Mit einem lauten Krachen reißt der Bagger einen Balken aus dem Dach des einst so stolzen "Prinz von Anhalt" im Herzen von Radegast. Zwei ältere Herren, die sich den Abriss des über 300 Jahre alten Gasthauses aus sicherer Entfernung ansehen, sind sichtlich gerührt: "Da wird man schon 'n bisschen wehmütig. Wir haben uns da immer alle getroffen, da drinnen. Haben etliche Stunden dort verbracht. War immer schön", sagt der eine, den Blick weiter auf das alte Fachwerkhaus gerichtet, dessen Dach nun beinahe komplett abgetragen ist.
Wehmut beim Abschied vom "Prinz von Anhalt" in Radegast
Auch Jörn Mozdzanowski, der Ortsbürgermeister von Radegast, einem Ortsteil der Gemeinde Südliches Anhalt im Kreis Anhalt-Bitterfeld, erinnert sich an viele Abende im Prinzen. Er habe dort seine halbe Jugend verbracht, sagt der 56-Jährige und lächelt vor sich hin. Vor der Disko und danach, immer wieder traf man sich in der Gaststätte im Zentrum des Ortes. Einem Gebäude, das über Jahrhunderte auch eine Art Wahrzeichen war: "Es ist das älteste Haus hier im Ort, es ist auf jeder Postkarte, bei jeder Google-Suche nach Radegast. Überall kommt der Prinz." Doch das ist nun vorbei.
Es ist das älteste Haus hier im Ort, es ist auf jeder Postkarte, bei jeder Google-Suche nach Radegast. Überall kommt der Prinz.
Besitzer hatte Pläne für den Gasthof
Weil Gefahr im Verzug war, immer wieder Ziegel auf die Gehwege fielen, das Haus im nächsten Sturm vielleicht ganz in sich zusammengefallen wäre, erließ der Landkreis Anhalt-Bitterfeld eine Verfügung zum umgehenden Abriss, erklärt Daniel Bohnsack.
Bohnsack ist seit gut zwei Jahren der Besitzer des Gasthofs "Prinz von Anhalt", der achte Eigentümer in den letzten 20 Jahren, in denen das Haus leer stand. Wie so mancher seiner Vorgänger hatte der Unternehmer aus Thüringen große Pläne. "Ich war Anfang 2022 gerade dabei, eine bayrische Firma zu übernehmen, die Laborgeräte für Brauereien herstellt und habe nach genau solch einem Objekt gesucht", sagt er, "Ein Haus mit Geschichte, wirklich schön, repräsentativ. Dazu der Standort Radegast, zwischen meinen damaligen Arbeitsorten Jena, Berlin und Erfurt – das passte genau in mein Konzept."

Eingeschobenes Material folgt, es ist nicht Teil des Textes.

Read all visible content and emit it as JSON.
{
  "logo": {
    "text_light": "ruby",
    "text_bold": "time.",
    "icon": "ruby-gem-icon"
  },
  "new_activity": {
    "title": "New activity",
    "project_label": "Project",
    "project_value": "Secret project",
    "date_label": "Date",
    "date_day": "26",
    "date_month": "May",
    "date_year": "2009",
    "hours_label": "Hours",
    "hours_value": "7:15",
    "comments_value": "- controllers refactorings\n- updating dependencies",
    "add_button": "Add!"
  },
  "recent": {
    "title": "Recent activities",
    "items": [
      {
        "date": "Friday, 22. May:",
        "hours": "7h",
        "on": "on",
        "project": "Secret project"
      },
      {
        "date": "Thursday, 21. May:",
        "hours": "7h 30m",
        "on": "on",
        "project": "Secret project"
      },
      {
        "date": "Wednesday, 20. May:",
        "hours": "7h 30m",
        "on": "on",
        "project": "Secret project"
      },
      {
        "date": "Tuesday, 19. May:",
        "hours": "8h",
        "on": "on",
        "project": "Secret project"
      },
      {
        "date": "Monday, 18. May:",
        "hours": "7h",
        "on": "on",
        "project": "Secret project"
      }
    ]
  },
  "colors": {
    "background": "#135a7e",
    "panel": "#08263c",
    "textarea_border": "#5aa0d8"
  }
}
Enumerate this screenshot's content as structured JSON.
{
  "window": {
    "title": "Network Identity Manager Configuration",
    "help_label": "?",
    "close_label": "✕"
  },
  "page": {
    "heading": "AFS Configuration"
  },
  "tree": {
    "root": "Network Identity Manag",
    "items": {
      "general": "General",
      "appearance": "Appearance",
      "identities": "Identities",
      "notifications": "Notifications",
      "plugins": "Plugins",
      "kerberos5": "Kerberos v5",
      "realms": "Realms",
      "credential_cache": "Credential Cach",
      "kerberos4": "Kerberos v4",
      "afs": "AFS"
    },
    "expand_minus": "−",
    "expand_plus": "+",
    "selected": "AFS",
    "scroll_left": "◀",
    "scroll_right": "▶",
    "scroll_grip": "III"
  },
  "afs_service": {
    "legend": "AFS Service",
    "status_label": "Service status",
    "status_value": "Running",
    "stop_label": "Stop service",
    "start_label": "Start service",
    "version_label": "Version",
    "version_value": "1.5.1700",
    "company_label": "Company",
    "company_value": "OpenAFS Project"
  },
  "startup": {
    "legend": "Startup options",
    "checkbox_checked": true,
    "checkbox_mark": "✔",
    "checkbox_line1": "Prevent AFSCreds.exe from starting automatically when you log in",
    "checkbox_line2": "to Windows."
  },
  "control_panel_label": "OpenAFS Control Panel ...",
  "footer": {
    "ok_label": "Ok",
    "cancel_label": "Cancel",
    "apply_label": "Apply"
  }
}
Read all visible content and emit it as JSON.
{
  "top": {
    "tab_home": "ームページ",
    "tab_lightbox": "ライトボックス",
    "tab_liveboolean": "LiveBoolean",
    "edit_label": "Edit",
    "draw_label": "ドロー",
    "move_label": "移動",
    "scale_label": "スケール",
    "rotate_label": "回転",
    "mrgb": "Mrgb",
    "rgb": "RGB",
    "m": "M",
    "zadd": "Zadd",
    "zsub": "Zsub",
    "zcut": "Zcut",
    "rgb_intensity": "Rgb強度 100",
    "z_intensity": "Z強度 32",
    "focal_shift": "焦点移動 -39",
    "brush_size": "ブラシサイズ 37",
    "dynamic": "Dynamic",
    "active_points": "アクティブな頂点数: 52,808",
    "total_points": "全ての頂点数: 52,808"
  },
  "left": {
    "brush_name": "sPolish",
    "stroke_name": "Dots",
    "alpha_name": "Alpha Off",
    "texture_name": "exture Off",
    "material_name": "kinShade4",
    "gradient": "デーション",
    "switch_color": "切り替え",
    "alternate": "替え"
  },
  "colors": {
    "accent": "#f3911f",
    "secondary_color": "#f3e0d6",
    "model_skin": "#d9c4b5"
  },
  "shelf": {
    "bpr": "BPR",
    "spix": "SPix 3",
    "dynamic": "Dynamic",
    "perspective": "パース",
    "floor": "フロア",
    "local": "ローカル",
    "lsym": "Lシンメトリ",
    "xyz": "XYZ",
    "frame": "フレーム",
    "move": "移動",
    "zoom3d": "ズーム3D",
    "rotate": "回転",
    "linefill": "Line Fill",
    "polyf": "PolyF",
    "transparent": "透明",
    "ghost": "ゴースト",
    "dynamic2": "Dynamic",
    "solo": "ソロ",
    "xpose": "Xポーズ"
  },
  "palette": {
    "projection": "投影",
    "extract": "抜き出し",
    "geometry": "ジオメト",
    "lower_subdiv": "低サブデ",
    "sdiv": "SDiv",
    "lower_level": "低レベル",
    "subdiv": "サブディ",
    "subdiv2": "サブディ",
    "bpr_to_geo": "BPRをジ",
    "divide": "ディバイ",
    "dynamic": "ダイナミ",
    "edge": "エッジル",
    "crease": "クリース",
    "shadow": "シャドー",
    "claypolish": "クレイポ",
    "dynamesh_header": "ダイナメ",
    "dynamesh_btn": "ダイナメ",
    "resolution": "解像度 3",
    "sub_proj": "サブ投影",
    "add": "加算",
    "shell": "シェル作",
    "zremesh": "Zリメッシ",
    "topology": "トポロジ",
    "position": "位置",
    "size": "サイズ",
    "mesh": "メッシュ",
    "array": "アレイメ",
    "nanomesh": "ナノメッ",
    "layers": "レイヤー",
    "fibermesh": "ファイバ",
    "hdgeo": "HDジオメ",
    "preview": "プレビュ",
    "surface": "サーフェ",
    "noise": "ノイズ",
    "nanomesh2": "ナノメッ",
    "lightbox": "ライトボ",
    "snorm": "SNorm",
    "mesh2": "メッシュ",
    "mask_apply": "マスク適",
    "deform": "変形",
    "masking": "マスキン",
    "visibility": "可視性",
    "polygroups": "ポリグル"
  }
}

Der Plan war es, in Radegast eine Werkstatt zur Montage der Laborgeräte einzurichten, vielleicht eine Schaubrauerei, dazu eine kleine Gastwirtschaft. "Das wäre gutes Marketing für die Firma gewesen und hätte Radegast etwas belebt. Ich wollte auch Arbeitsplätze schaffen", so Bohnsack.
Statt Sanierung sofortiger Abriss
Dass das Gebäude nicht im besten Zustand war, war dem 46-jährigen Unternehmer durchaus klar. Von dringendem Handlungsbedarf sprach ein Gutachten von 2018, eine neue Begutachtung aber empfahl den sofortigen Abriss. "Ich habe das Haus zu spät und zu früh gekauft", meint Daniel Bohnsack, "Zu spät, weil der Verfall des Hauses schon so weit vorangeschritten war und zu früh, weil ich in eins, zwei Jahren vielleicht andere Fördermittelmittel hätte akquirieren können."
Zwei bis drei Millionen Euro hätte es gebraucht, um das Gebäude zu retten, schätzt Bohnsack und übt sich in Galgenhumor: "Wenn der Abriss abgeschlossen ist, bin ich immerhin Besitzer einer ziemlich teuren Wiese."
Wenn der Abriss abgeschlossen ist, bin ich immerhin Besitzer einer ziemlich teuren Wiese.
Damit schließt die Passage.